Devising Osteosynthesis for the Reverse Oblique Olecranon Fracture: A Case Report.

2018 
Introduction: We encountered a patient with a reverse oblique olecranon fracture in whom redisplacement occurred after osteosynthesis using routine tension band wiring (TBW). In this case report, methods for stable fixation used during reoperation are reported with a review of the literature. Case Report: A 60-year-old male got the left olecranon fracture (Colton classification, type 2A) visited our hospital. However, osteosynthesis using TBW was performed, soft wire breakage, K-wire distortion, and olecranon bone fragment displacement at 2 weeks after surgery. Reoperation was performed. TBW was performed using K-wires as intramedullary nails so that compression force could be applied as vertically as possible to the bone fragments. Furthermore, for further control of distal bone fragment instability, olecranon locking plate fixation was performed using a posterior approach. 12 months after the operation, the visual analog scale score was 2/10, Quick Disabilities of the Arm, Shoulder, and Hand score were 2.27/100, and the Mayo Elbow Performance score was 85/100 (good).

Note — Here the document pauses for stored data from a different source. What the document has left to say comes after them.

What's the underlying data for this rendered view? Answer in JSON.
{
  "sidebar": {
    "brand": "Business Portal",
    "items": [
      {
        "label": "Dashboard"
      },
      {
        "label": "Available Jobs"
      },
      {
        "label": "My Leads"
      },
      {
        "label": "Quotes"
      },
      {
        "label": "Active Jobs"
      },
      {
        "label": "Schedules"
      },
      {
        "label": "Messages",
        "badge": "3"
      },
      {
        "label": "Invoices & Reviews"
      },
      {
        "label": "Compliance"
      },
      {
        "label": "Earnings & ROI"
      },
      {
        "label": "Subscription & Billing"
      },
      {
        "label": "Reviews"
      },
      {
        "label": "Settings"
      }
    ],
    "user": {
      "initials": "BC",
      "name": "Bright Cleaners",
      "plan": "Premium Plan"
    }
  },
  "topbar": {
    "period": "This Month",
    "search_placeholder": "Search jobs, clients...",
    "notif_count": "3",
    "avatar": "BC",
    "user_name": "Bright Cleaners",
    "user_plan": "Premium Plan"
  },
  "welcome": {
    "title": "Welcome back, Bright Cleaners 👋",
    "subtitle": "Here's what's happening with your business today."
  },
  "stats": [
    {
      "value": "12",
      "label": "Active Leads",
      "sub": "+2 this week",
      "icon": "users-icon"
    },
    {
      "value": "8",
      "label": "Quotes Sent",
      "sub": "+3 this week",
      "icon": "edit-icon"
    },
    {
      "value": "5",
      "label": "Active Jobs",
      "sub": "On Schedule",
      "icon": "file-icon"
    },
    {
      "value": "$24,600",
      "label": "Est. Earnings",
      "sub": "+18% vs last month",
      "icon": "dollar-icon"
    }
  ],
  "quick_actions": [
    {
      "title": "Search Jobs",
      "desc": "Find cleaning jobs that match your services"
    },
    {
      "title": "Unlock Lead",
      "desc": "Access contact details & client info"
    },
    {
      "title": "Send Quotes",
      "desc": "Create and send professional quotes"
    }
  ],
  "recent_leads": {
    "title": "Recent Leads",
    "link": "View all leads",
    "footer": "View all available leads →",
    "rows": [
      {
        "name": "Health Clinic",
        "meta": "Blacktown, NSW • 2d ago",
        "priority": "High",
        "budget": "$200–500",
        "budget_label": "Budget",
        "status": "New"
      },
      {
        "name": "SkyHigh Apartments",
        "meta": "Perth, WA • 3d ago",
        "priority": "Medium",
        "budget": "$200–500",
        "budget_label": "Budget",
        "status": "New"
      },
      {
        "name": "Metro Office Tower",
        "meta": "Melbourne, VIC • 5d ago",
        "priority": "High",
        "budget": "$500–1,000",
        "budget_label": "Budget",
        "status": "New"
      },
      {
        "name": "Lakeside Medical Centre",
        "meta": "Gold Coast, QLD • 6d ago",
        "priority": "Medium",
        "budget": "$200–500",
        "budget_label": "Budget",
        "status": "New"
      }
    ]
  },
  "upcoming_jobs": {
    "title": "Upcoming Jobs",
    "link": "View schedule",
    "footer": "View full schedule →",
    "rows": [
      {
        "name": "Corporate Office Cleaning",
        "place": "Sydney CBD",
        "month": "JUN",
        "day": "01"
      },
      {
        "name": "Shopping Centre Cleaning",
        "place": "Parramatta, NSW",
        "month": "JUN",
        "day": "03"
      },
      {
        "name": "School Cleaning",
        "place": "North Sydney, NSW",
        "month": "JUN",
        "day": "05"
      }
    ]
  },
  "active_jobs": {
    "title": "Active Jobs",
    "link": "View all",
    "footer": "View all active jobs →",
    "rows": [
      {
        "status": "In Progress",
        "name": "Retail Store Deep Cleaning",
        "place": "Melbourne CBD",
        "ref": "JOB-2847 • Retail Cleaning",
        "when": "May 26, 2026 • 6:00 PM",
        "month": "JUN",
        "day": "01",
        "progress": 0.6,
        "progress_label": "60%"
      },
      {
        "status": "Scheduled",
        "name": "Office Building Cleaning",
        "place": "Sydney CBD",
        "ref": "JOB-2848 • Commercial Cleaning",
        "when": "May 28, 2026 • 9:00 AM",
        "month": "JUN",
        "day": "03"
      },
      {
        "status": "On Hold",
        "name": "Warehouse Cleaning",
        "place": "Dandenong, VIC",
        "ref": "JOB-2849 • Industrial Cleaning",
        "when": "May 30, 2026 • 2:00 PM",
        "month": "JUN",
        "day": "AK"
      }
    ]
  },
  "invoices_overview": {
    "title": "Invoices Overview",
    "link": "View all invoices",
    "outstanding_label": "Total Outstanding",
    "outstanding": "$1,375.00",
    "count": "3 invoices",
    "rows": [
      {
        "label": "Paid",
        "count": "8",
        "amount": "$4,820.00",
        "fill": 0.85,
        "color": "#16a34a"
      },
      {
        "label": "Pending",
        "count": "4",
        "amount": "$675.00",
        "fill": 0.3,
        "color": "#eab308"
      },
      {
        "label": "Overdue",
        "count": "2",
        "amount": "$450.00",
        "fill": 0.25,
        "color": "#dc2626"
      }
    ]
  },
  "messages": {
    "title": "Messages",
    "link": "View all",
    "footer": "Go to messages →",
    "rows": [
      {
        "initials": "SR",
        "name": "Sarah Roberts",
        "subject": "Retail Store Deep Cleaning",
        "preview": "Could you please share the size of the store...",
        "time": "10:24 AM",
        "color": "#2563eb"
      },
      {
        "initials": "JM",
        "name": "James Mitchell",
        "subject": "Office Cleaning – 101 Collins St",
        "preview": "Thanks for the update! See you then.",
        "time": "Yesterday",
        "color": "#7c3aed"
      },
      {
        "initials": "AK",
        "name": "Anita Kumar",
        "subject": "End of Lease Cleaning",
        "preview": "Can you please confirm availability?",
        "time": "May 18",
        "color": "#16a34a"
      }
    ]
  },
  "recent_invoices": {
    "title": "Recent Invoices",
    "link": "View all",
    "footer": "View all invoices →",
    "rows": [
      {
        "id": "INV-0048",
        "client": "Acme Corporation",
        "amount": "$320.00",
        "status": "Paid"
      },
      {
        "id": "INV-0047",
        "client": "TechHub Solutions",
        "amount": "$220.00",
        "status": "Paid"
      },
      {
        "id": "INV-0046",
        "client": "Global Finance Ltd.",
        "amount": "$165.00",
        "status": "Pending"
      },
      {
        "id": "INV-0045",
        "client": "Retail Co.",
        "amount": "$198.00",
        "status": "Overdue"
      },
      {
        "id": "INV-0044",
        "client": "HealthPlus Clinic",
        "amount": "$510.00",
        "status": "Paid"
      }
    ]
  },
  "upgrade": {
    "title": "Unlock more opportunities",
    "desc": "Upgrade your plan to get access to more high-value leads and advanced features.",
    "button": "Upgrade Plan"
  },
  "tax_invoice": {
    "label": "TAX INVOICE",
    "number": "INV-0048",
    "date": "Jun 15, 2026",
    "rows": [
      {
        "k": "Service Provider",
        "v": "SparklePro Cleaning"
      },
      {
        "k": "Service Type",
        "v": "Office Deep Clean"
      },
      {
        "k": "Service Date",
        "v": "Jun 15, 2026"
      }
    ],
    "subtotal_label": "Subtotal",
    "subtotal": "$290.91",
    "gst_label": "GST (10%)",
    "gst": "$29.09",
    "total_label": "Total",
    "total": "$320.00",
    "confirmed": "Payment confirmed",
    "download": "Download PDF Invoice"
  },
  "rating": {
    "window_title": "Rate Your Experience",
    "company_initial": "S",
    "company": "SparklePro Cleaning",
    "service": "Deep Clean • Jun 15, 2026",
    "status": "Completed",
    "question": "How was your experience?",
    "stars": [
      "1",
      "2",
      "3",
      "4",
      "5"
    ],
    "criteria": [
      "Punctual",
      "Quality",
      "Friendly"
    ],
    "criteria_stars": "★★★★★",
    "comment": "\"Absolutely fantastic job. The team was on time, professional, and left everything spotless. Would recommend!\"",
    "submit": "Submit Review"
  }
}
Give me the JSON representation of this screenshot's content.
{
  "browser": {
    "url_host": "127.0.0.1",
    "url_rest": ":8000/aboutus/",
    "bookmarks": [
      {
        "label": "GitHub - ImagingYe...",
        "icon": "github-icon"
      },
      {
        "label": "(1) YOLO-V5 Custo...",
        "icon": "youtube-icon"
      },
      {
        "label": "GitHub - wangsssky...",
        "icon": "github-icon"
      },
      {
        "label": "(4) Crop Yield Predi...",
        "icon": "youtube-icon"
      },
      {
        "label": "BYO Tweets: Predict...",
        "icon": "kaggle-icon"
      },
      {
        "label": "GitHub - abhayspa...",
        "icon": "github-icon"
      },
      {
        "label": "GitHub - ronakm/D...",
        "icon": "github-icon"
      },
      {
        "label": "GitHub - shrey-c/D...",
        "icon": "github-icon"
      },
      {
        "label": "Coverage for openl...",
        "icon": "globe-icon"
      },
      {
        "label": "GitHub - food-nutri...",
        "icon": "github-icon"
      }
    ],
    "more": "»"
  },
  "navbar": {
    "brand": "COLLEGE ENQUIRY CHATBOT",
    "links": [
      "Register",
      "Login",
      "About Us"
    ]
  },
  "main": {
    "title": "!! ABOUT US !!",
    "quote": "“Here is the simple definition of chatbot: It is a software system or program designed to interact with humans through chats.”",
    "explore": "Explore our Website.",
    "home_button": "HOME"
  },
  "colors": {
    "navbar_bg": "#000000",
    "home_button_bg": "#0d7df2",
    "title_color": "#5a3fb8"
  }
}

Plain X-ray examination showed favorable bone union. Conclusion: In reverse oblique fractures, the compression force applied to the fracture site is weak because it is not vertical to the fracture line. Therefore, stable osteosynthesis cannot be performed, and post-operative redisplacement occurs. The combination of TBW and plates should be actively considered in reverse oblique olecranon fractures for which adequate fixation cannot be provided by TBW alone.